In 1873 I arrived in London with my wife and young child, and presently received a note from Naples signed by a name not familiar to me. . . . This note, of about six lines, was written on a strip of white paper whose end-edges were ragged. I came to be familiar with those strips in later years. Their size and pattern were always the same. Their contents were usually to the same effect: would I and mine come to the writer’s country-place in England on such and such a date, by such and such a train, and stay twelve days and depart by such and such a train at the end of the specified time? A carriage would meet us at the station. . . .

This first note invited us for a date three months in the future. It asked us to arrive by the 4.10 p. m. train from London, August 6th. The carriage would be waiting. The carriage would take us away seven days later—train specified. And there were these words: “Speak to Tom Hughes.”

I showed the note to the author of “Tom Brown at Rugby,” and he said:—

“Accept, and be thankful.”

He described Mr. Bascom as being a man of genius, a man of fine attainments, a choice man in every way, a rare and beautiful character. He said that Bascom Hall Condover was a particularly fine example of the stately manorial mansion of Elizabeth’s days, and that it was a house worth going a long way to see—like Knowle; that Mr. B. was of a social disposition, liked the company of agreeable people, and always had samples of the sort coming and going. (SLC 1897, 158–59)

Surviving letters, however, tell a different story. Clemens had evidently met Cholmondeley during his 1872 visit to England, since on 11 April 1873, before the Clemenses left for England, Cholmondeley wrote a letter offering them passage to Liverpool on his yacht in the first week in May, and reminding them, “I expect you all at Condover the first week in August” (CU-MARK).

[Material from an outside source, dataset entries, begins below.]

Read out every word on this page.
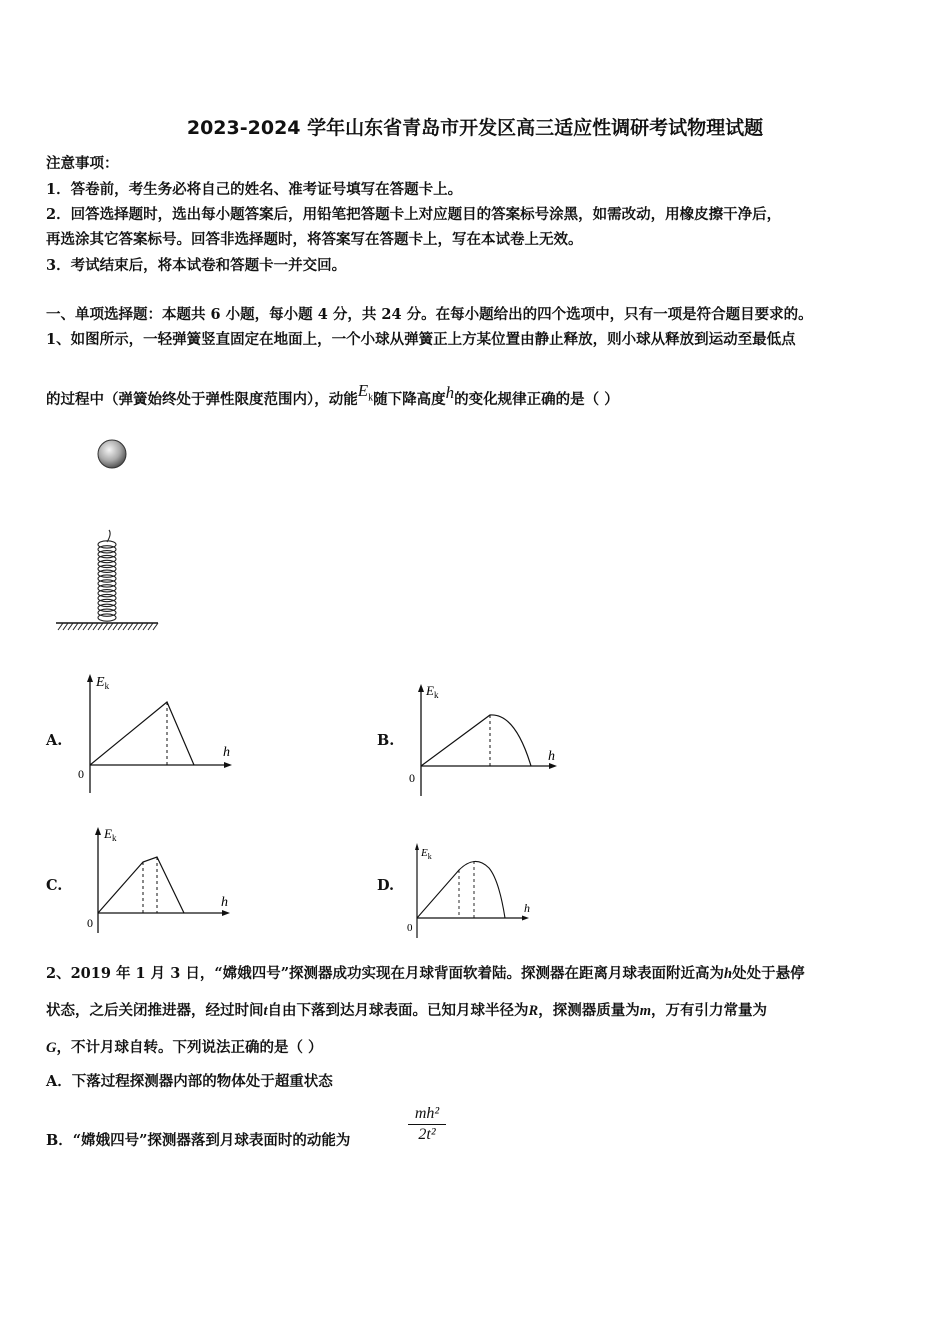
2023-2024 学年山东省青岛市开发区高三适应性调研考试物理试题
注意事项：
1．答卷前，考生务必将自己的姓名、准考证号填写在答题卡上。
2．回答选择题时，选出每小题答案后，用铅笔把答题卡上对应题目的答案标号涂黑，如需改动，用橡皮擦干净后，
再选涂其它答案标号。回答非选择题时，将答案写在答题卡上，写在本试卷上无效。
3．考试结束后，将本试卷和答题卡一并交回。
一、单项选择题：本题共 6 小题，每小题 4 分，共 24 分。在每小题给出的四个选项中，只有一项是符合题目要求的。
1、如图所示，一轻弹簧竖直固定在地面上，一个小球从弹簧正上方某位置由静止释放，则小球从释放到运动至最低点
的过程中（弹簧始终处于弹性限度范围内），动能$E_k$随下降高度h的变化规律正确的是（ ）
A.	B.
C.	D.
$E_k$
h
0
$E_k$
h
0
$E_k$
h
0
$E_k$
h
0
2、2019 年 1 月 3 日，“嫦娥四号”探测器成功实现在月球背面软着陆。探测器在距离月球表面附近高为h处处于悬停
状态，之后关闭推进器，经过时间t自由下落到达月球表面。已知月球半径为R，探测器质量为m，万有引力常量为
G，不计月球自转。下列说法正确的是（ ）
A．下落过程探测器内部的物体处于超重状态
B．“嫦娥四号”探测器落到月球表面时的动能为
mh²
2t²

Cholmondeley renewed the invitation in a letter of 2 August (CU-MARK), which Clemens answered (in a letter now lost) from Edinburgh. On 6 August Cholmondeley wrote again, confirming their plan to arrive “at the end of August or beginning of September,” and mentioning his intention to include Tom Hughes and his wife in the party (CU-MARK). Cholmondeley, a childless widower, was an alumnus of Trinity College, Cambridge, and an amateur naturalist. Many years later, after he had died impecunious, his niece described him as “sweet-tempered, genial, and of majestic appearance, but totally unaccustomed to small households and restricted means” (Cholmondeley, 23; Burke 1900, 292).

Condover Hall, Reginald Cholmondeley’s Elizabethan mansion near Shrewsbury, England (Tipping, 166).